Market Risk. The market price of a security or instrument may decline, sometimes rapidly or unpredictably, due to general market conditions that are not specifically related to a particular company, such as real or perceived adverse economic or political conditions throughout the world, changes in the general outlook for corporate earnings, changes in interest or currency rates or adverse investor sentiment generally. The market value of a security or instrument also may decline because of factors that affect a particular industry or industries, such as labor shortages, supply-chain disruptions or increased production costs and competitive conditions within an industry.

New Fund Risk. The Fund has been newly formed and therefore has limited performance history for investors to evaluate.

Non-U.S. Securities Risk. Investing in securities of non- U.S. companies and governments which are generally denominated in non-U.S. currencies and utilization of currency forward contracts and options on currencies involve certain considerations comprising both risks and opportunities not typically associated with investing in securities of U.S. issuers. These considerations include changes in exchange rates and exchange control regulations, political and social instability, expropriation, imposition of non-U.S. taxes, less liquid markets and less available information than are generally the case in the U.S., higher transaction costs, less government supervision of exchanges, brokers and issuers, difficulty in enforcing contractual obligations, lack of uniform accounting and auditing standards and greater price volatility.

Prepayment and Extension Risk. When interest rates fall, issuers of high interest debt obligations may pay off the debts earlier than expected (prepayment risk), and the Fund may have to reinvest the proceeds at lower yields. When interest rates rise, issuers of lower interest debt obligations may pay off the debts later than expected (extension risk), thus keeping the Fund’s assets tied up in lower interest debt obligations. Ultimately, any unexpected behavior in interest rates could increase the volatility of the Fund’s share price and yield and could hurt Fund performance. Prepayments could also create capital gains tax liability in some instances.

Rule 144A Securities Risk. The market for certain Rule 144A securities can be less active than the market for publicly-traded securities. Certain Rule 144A securities carry a heightened risk that the liquidity of these securities may become impaired, making it more difficult for the Fund to sell these bonds at reasonable prices.

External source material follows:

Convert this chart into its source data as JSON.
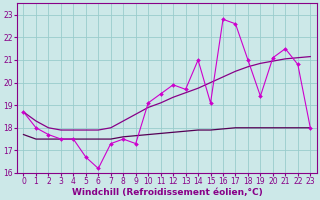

Shareholder Concentration Risk. When a small number of shareholders account for a disproportionate share of the Fund’s assets, redemptions by large shareholders can harm remaining shareholders. If a large shareholder is an omnibus account that represents investments by multiple smaller accounts or if an adviser acts on behalf of multiple accounts, when the underlying accounts tend to act in tandem, shareholder concentration risk will be present. Risk is minimized when the underlying accounts tend to act independently of one another.

It is possible to lose money on an investment in the Fund. Investments in the Fund are not deposits or obligations of any bank, are not endorsed or guaranteed by any bank and are not insured or guaranteed by the U.S. government, the Federal Deposit Insurance Corporation, the Federal Reserve Board or any other government agency.